If you are hitting some performance problems (related to CPU) there is very powerfull tool that can help you with diagnostics: oprofile. Below I'm summarizing some hints for efficient oprofile usage (not all are very obvious). First of all: some basic commands:
- opcontrol: starts/stops statistics collection
- opreport: reporting tool
For applications that use shared libraries you have to add "–separate=lib" switch to opcontrol call:
opcontrol --start --separate=lib --vmlinux /boot/vmlinux opcontrol --stop
Without this option you will see only main binary activities (without time spent in shared libraries).

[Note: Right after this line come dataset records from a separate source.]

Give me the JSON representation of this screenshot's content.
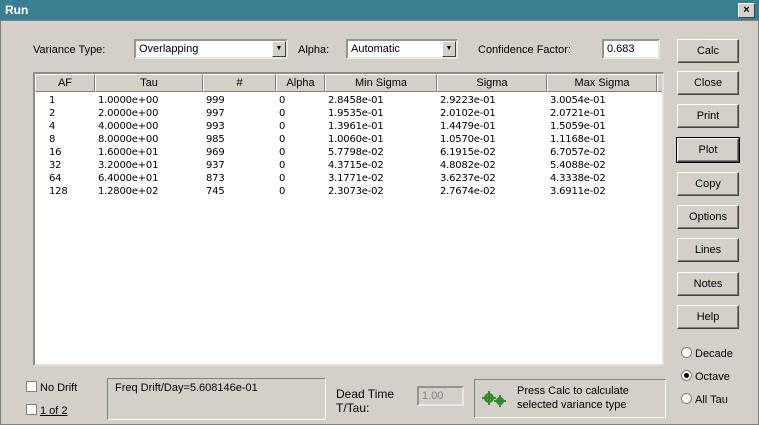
{
  "window": {
    "title": "Run",
    "close_glyph": "×"
  },
  "controls": {
    "variance_type_label": "Variance Type:",
    "variance_type_value": "Overlapping",
    "alpha_label": "Alpha:",
    "alpha_value": "Automatic",
    "confidence_label": "Confidence Factor:",
    "confidence_value": "0.683"
  },
  "table": {
    "headers": [
      "AF",
      "Tau",
      "#",
      "Alpha",
      "Min Sigma",
      "Sigma",
      "Max Sigma"
    ],
    "rows": [
      [
        "1",
        "1.0000e+00",
        "999",
        "0",
        "2.8458e-01",
        "2.9223e-01",
        "3.0054e-01"
      ],
      [
        "2",
        "2.0000e+00",
        "997",
        "0",
        "1.9535e-01",
        "2.0102e-01",
        "2.0721e-01"
      ],
      [
        "4",
        "4.0000e+00",
        "993",
        "0",
        "1.3961e-01",
        "1.4479e-01",
        "1.5059e-01"
      ],
      [
        "8",
        "8.0000e+00",
        "985",
        "0",
        "1.0060e-01",
        "1.0570e-01",
        "1.1168e-01"
      ],
      [
        "16",
        "1.6000e+01",
        "969",
        "0",
        "5.7798e-02",
        "6.1915e-02",
        "6.7057e-02"
      ],
      [
        "32",
        "3.2000e+01",
        "937",
        "0",
        "4.3715e-02",
        "4.8082e-02",
        "5.4088e-02"
      ],
      [
        "64",
        "6.4000e+01",
        "873",
        "0",
        "3.1771e-02",
        "3.6237e-02",
        "4.3338e-02"
      ],
      [
        "128",
        "1.2800e+02",
        "745",
        "0",
        "2.3073e-02",
        "2.7674e-02",
        "3.6911e-02"
      ]
    ]
  },
  "buttons": [
    "Calc",
    "Close",
    "Print",
    "Plot",
    "Copy",
    "Options",
    "Lines",
    "Notes",
    "Help"
  ],
  "radios": [
    {
      "label": "Decade",
      "checked": false
    },
    {
      "label": "Octave",
      "checked": true
    },
    {
      "label": "All Tau",
      "checked": false
    }
  ],
  "bottom": {
    "no_drift_label": "No Drift",
    "one_of_two_label": "1 of 2",
    "freq_drift_text": "Freq Drift/Day=5.608146e-01",
    "dead_time_label_1": "Dead Time",
    "dead_time_label_2": "T/Tau:",
    "dead_time_value": "1.00",
    "status_line_1": "Press Calc to calculate",
    "status_line_2": "selected variance type",
    "status_icon": "gears-icon"
  }
}
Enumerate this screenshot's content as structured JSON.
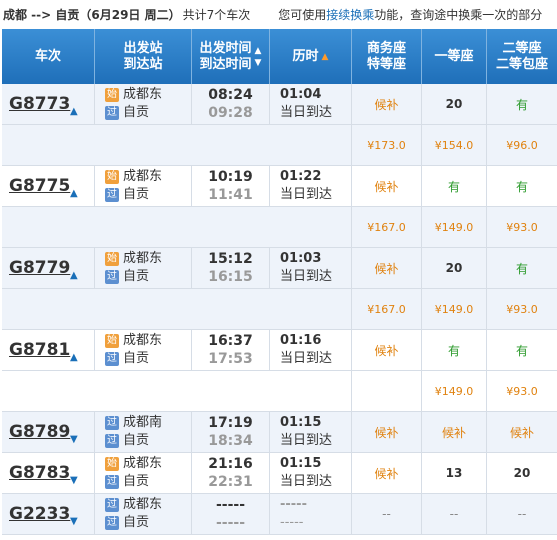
{
  "header": {
    "route": "成都 --> 自贡（6月29日  周二）",
    "count": "共计7个车次",
    "hint_pre": "您可使用",
    "hint_link": "接续换乘",
    "hint_post": "功能，查询途中换乘一次的部分"
  },
  "columns": {
    "train": "车次",
    "station_top": "出发站",
    "station_bottom": "到达站",
    "time_top": "出发时间",
    "time_bottom": "到达时间",
    "duration": "历时",
    "business_top": "商务座",
    "business_bottom": "特等座",
    "first": "一等座",
    "second_top": "二等座",
    "second_bottom": "二等包座"
  },
  "trains": [
    {
      "no": "G8773",
      "from": "成都东",
      "from_badge": "始",
      "to": "自贡",
      "to_badge": "过",
      "dep": "08:24",
      "arr": "09:28",
      "dur": "01:04",
      "day": "当日到达",
      "business": "候补",
      "first": "20",
      "second": "有",
      "p_business": "¥173.0",
      "p_first": "¥154.0",
      "p_second": "¥96.0"
    },
    {
      "no": "G8775",
      "from": "成都东",
      "from_badge": "始",
      "to": "自贡",
      "to_badge": "过",
      "dep": "10:19",
      "arr": "11:41",
      "dur": "01:22",
      "day": "当日到达",
      "business": "候补",
      "first": "有",
      "second": "有",
      "p_business": "¥167.0",
      "p_first": "¥149.0",
      "p_second": "¥93.0"
    },
    {
      "no": "G8779",
      "from": "成都东",
      "from_badge": "始",
      "to": "自贡",
      "to_badge": "过",
      "dep": "15:12",
      "arr": "16:15",
      "dur": "01:03",
      "day": "当日到达",
      "business": "候补",
      "first": "20",
      "second": "有",
      "p_business": "¥167.0",
      "p_first": "¥149.0",
      "p_second": "¥93.0"
    },
    {
      "no": "G8781",
      "from": "成都东",
      "from_badge": "始",
      "to": "自贡",
      "to_badge": "过",
      "dep": "16:37",
      "arr": "17:53",
      "dur": "01:16",
      "day": "当日到达",
      "business": "候补",
      "first": "有",
      "second": "有",
      "p_business": "",
      "p_first": "¥149.0",
      "p_second": "¥93.0"
    },
    {
      "no": "G8789",
      "from": "成都南",
      "from_badge": "过",
      "to": "自贡",
      "to_badge": "过",
      "dep": "17:19",
      "arr": "18:34",
      "dur": "01:15",
      "day": "当日到达",
      "business": "候补",
      "first": "候补",
      "second": "候补"
    },
    {
      "no": "G8783",
      "from": "成都东",
      "from_badge": "始",
      "to": "自贡",
      "to_badge": "过",
      "dep": "21:16",
      "arr": "22:31",
      "dur": "01:15",
      "day": "当日到达",
      "business": "候补",
      "first": "13",
      "second": "20"
    },
    {
      "no": "G2233",
      "from": "成都东",
      "from_badge": "过",
      "to": "自贡",
      "to_badge": "过",
      "dep": "-----",
      "arr": "-----",
      "dur": "-----",
      "day": "-----",
      "business": "--",
      "first": "--",
      "second": "--"
    }
  ],
  "colors": {
    "header_blue": "#1f6fb9",
    "orange": "#e0820f",
    "green": "#2b9a2b"
  }
}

Looking at raw opreports is not very useful. Sometimes "light" method will call another "heavy" method and you won't be able to locate the caller from report (very lov CPU usage). But sometimes caller should be located and modified to fix the performance problem. That's why "call graphs" were added for oprofile. In order to report using current stack contents you have to initialize oprofile properly:
opcontrol --start --callgraph=10 --vmlinux /boot/vmlinux opcontrol --stop
Then besides raw data you can see code locations found on stack (callers and code called from function that eats most CPU):
9 16.0714 libCommonWidgets.so.1.0.0 widgets::ActionItemWidget::isFocused() const 11 19.6429 CoreApplication _fini 24 42.8571 libCommonWidgets.so.1.0.0 QPainter::drawPixmap(int, int, QPixmap const&) 4413 13.6452 libQtGuiE.so.4.7.1 /usr/lib/libQtGuiE.so.4.7.1 4413 100.000 libQtGuiE.so.4.7.1 /usr/lib/libQtGuiE.so.4.7.1 [self]
As you can see there's one non-indented line. This is our CPU-heavy method. We also see callers (with percentage assigned – oprofile is a statistic profiler). We can guess probably drawPixmap() should be optimised here.
If you are tracking embedded systems you can perform reporting on host machine. Architecture can be totally different, but oprofile versions must match (there might be differences in internal oprofile format). I'm running reports by the following command:
opreport --image-path=/usr/local/sh4/some-arch/rootfs \ --session-dir=/usr/local/sh4/some-arch/rootfs/var/lib/oprofile
As you can see you have to point to binaries location and /var/lib/oprofile (both are on rootfs mounted by NFS in my case). Using host for reports is much faster (and you have no problems with limited embedded device memory).